2. Background of the Related Art
In electronic trading, securities portfolio transactions typically incur transaction costs, and the minimization of these costs has been a long-standing aim of securities traders. Transaction costs may be large, especially when compared to gross returns, and thus, might substantially reduce or even eliminate the notional returns of a particular investment. Thus, there is a need to develop optimal trading strategies that minimize trading costs and/or some other objective criterion.
To this end, statistical and mathematical forecasting models have been developed in an attempt to estimate the transaction costs of a proposed trade prior to its execution. Such models typically build upon known empirical facts about trading costs. For example, empirical studies have established that costs increase with trade difficulty, a factor systematically related to order size (relative to average trading volumes), trade direction (BUYS vs. SELLS), firm size (Market Capitalization), risk (e.g., the volatility of security returns), liquidity (average daily share volume, spread), and price level.
However, existing statistical and mathematical forecasting models suffer from the inability to perform comprehensive and accurate analyses of transaction costs because they fail to adapt to intraday fluctuations in market conditions and rely on the assumption of market equilibrium, i.e., market neutrality. Also, many forecasters rely on structured mathematical or econometric models that require changes to the specification or estimation techniques to adapt to changes in the statistical properties or behavior patterns in the market. Further, these models calculate strategies before an order execution is started and assume that one follows the strategy independent of any changes in the realized market conditions.
Traditional models do not adequately consider the prevailing market sentiments in assessing the transaction costs of certain trades. Therefore, there is a need in the field for a forecasting model that adequately considers real-time data and intraday fluctuations in market conditions, and is adaptive to user inputs.

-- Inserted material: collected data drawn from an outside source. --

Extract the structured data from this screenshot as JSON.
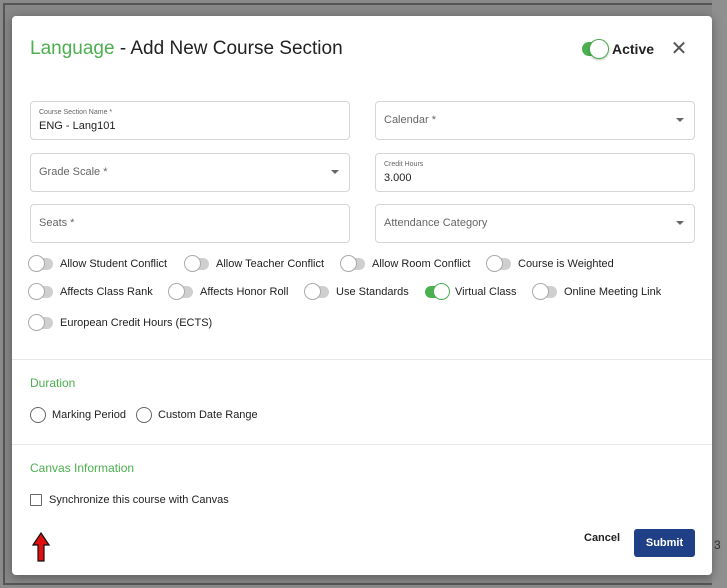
{
  "modal": {
    "title_accent": "Language",
    "title_rest": " - Add New Course Section",
    "active_label": "Active",
    "active_on": true,
    "close_glyph": "✕"
  },
  "fields": {
    "course_section_name": {
      "label": "Course Section Name *",
      "value": "ENG - Lang101"
    },
    "calendar": {
      "placeholder": "Calendar *"
    },
    "grade_scale": {
      "placeholder": "Grade Scale *"
    },
    "credit_hours": {
      "label": "Credit Hours",
      "value": "3.000"
    },
    "seats": {
      "placeholder": "Seats *"
    },
    "attendance_category": {
      "placeholder": "Attendance Category"
    }
  },
  "toggles": [
    {
      "label": "Allow Student Conflict",
      "on": false
    },
    {
      "label": "Allow Teacher Conflict",
      "on": false
    },
    {
      "label": "Allow Room Conflict",
      "on": false
    },
    {
      "label": "Course is Weighted",
      "on": false
    },
    {
      "label": "Affects Class Rank",
      "on": false
    },
    {
      "label": "Affects Honor Roll",
      "on": false
    },
    {
      "label": "Use Standards",
      "on": false
    },
    {
      "label": "Virtual Class",
      "on": true
    },
    {
      "label": "Online Meeting Link",
      "on": false
    },
    {
      "label": "European Credit Hours (ECTS)",
      "on": false
    }
  ],
  "duration": {
    "title": "Duration",
    "options": [
      "Marking Period",
      "Custom Date Range"
    ]
  },
  "canvas": {
    "title": "Canvas Information",
    "sync_label": "Synchronize this course with Canvas",
    "sync_checked": false
  },
  "buttons": {
    "cancel": "Cancel",
    "submit": "Submit"
  },
  "background": {
    "right_edge_digit": "3"
  },
  "colors": {
    "accent_green": "#4caf50",
    "submit_blue": "#1f3f86",
    "arrow_red": "#e01010"
  }
}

In particular, there is a need to provide a model that recommends an optimal trading strategy based on both trader's input and real-time market conditions. The model should be capable of updating transaction cost estimates throughout the trade execution horizon. In order to meet these needs and to overcome deficiencies in the field, and to provide other non-obvious features and advantages, the present invention includes systems, methods and computer program products that forecast the transaction costs of a proposed trade based on user-selected constraints and real-time data. The invention can also provide an optimized trading strategy to satisfy user-defined constraints.